Financial and operational update
Group working interest oil production averaged 86,700 bopd in 2019 in line with expectations.
2019 full year total revenue is expected to be c.$1.7 billion; gross profit is expected to be c.$0.7 billion. Capital expenditure in 2019 was c.$490 million.
Free cash flow for the full year 2019 is expected to be c.$350 million, with net debt reduced to c.$2.8 billion and gearing expected to be around 2.0 times.
Tullow expects to report pre-tax impairments and exploration write-offs of c.$1.5 billion (c.$1.3 billion post tax) primarily due to a $10/bbl reduction in the Group’s long-term accounting oil price assumption to $65/bbl and a reduction in TEN 2P reserves.
In 2020, capital expenditure is expected to be c.$350 million, with an additional c.$100 million expected to be spent on decommissioning. Tullow expects to generate underlying free cash flow of at least $150 million from 75,000 bopd at $60/bbl.
Operations across the Group’s production assets have started the year in line with expectations and 2020 Group average production guidance remains unchanged at 70,000 to 80,000 bopd.
In Ghana, recent activity at Jubilee includes the tie-in of the J-54 water injector well and planning for a maintenance period at the end of January to increase gas processing capacity. At TEN, the drilling of a production well on the Ntomme field has commenced and the well is expected to be tied-in by the end of the first quarter.

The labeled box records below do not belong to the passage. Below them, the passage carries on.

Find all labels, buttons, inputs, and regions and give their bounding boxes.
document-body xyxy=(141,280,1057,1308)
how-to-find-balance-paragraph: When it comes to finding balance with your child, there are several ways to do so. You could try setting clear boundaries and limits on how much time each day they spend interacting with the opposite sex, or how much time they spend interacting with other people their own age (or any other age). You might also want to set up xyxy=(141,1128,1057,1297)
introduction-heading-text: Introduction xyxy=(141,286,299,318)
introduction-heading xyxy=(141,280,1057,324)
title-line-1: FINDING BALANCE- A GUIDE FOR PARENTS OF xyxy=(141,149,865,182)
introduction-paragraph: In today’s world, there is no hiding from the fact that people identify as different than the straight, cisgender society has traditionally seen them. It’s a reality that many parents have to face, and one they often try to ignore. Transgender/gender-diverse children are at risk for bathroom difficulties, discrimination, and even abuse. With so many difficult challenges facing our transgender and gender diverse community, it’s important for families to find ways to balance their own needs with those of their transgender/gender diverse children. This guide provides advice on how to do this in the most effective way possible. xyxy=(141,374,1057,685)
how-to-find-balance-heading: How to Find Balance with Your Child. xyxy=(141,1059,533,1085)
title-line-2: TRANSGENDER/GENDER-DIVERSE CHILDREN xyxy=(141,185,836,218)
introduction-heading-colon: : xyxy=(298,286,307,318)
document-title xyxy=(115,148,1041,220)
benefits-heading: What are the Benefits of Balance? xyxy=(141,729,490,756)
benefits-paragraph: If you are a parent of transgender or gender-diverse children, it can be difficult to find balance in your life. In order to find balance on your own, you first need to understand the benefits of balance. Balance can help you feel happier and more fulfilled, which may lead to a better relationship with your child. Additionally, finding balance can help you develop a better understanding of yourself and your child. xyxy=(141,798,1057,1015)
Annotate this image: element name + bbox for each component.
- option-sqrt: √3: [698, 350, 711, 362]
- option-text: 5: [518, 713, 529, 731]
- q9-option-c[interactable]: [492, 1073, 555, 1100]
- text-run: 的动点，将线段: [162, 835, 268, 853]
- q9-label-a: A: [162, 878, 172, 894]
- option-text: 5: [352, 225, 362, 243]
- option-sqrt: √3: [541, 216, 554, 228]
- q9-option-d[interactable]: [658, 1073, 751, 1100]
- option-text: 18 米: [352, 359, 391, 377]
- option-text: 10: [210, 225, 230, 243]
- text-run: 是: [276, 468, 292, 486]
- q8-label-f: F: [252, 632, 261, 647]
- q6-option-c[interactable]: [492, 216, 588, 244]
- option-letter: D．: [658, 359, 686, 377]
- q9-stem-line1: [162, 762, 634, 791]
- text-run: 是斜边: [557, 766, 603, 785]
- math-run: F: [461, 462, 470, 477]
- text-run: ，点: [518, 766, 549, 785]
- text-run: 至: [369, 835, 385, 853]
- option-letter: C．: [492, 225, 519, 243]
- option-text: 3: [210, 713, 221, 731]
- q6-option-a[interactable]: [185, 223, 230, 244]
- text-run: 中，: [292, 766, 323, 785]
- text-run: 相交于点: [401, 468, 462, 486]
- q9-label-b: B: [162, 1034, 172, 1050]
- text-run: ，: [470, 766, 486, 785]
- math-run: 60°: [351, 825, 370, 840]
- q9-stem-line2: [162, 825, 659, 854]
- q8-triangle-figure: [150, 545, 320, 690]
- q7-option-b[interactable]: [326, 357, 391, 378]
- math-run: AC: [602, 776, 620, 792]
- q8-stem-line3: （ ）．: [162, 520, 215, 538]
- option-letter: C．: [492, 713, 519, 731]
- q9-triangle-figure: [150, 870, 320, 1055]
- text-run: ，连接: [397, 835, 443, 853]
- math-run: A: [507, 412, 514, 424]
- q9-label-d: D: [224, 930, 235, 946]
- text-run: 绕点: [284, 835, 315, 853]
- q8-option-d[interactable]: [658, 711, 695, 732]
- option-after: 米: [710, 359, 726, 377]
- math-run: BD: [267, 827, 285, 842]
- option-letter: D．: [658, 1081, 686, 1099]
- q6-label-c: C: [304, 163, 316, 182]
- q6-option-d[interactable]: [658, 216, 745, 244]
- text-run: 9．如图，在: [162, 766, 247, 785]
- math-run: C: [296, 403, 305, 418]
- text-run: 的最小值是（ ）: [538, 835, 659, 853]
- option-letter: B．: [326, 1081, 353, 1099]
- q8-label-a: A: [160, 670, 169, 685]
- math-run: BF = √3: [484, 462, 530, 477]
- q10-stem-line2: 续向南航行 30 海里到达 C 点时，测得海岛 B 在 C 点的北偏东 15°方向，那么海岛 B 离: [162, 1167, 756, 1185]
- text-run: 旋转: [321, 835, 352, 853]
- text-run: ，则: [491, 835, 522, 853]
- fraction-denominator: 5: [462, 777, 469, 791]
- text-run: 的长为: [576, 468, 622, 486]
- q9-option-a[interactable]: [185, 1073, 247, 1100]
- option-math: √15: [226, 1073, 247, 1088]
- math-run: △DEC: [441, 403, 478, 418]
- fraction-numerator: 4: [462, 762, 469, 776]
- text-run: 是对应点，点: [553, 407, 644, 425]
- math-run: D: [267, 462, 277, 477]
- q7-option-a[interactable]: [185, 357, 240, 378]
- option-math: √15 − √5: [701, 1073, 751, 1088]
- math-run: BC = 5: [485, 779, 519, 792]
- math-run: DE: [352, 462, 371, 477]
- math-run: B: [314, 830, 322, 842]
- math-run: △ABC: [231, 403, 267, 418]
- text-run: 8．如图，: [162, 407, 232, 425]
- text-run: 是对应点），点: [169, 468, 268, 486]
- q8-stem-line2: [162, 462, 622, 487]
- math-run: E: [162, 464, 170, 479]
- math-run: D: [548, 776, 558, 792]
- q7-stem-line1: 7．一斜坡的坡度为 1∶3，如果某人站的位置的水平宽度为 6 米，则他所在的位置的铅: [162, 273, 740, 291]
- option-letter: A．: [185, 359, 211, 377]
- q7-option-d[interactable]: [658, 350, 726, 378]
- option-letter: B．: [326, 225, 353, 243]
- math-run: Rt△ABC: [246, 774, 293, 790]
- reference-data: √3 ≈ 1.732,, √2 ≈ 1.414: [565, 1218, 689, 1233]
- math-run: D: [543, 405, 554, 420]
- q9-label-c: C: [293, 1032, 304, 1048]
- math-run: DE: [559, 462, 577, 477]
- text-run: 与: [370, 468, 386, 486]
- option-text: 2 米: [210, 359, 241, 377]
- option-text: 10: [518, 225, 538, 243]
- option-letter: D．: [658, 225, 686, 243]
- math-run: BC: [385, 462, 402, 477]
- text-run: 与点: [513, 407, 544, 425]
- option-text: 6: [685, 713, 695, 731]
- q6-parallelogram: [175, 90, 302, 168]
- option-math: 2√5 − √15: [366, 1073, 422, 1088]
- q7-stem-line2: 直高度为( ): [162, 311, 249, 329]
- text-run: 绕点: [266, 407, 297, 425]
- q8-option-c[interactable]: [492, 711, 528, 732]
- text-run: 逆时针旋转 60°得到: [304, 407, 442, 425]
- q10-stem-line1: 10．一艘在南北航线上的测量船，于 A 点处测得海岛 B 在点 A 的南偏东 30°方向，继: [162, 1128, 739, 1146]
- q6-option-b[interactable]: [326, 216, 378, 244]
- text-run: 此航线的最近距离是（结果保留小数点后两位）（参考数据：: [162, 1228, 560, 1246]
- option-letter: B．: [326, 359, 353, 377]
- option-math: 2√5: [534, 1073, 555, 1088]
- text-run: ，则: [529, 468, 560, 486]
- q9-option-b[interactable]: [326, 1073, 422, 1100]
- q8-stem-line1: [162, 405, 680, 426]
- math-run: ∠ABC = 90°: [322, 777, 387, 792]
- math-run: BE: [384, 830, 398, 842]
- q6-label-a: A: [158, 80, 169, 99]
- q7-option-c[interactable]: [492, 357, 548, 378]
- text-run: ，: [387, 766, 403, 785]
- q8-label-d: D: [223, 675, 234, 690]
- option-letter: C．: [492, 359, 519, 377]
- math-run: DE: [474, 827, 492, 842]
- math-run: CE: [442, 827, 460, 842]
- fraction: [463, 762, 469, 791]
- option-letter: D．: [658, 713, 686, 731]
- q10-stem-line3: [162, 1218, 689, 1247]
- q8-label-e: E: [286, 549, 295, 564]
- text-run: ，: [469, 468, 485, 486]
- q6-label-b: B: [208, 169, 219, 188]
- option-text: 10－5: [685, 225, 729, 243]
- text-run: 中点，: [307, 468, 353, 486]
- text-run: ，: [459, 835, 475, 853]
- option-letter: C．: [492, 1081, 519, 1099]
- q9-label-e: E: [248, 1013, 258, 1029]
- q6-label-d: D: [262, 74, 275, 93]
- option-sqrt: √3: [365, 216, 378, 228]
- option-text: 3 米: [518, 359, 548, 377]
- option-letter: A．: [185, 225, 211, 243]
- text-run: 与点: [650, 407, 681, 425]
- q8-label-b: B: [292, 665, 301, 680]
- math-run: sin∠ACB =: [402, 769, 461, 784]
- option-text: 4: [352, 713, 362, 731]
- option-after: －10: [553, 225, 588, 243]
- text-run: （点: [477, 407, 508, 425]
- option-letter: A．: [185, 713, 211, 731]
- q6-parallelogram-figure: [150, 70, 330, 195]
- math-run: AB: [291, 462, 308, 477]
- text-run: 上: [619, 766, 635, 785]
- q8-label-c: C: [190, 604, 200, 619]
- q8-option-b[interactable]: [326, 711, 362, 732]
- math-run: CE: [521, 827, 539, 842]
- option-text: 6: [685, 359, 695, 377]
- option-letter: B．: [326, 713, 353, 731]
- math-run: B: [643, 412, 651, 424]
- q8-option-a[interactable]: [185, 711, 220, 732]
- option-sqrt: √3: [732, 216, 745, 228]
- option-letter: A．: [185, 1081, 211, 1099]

In Kenya, the early oil pilot scheme (EOPS) is suspended due to severe damage to roads caused by adverse weather in the fourth quarter of 2019. Trucking remains on hold until all roads are repaired to a safe standard. Work continues with Joint Venture Partners and the Government of Kenya to progress the development project.
In Uganda, Joint Venture conversations with the Government are ongoing. Tullow remains committed to reducing its equity stake in the project ahead of FID.
Tullow recently announced the results of the Carapa-1 exploration well offshore Guyana, which proved the extension of the Cretaceous oil play into the Group’s Guyana acreage. Next steps will include the integration of the Carapa result into geological and geophysical models and high-grading of the Cretaceous portfolio across both the Kanuku and Orinduik blocks.
The Marina-1 well offshore Peru is due to spud at the end of January 2020 and is expected to take around 60 days.
The information contained herein has not been audited and may be subject to further review and amendment.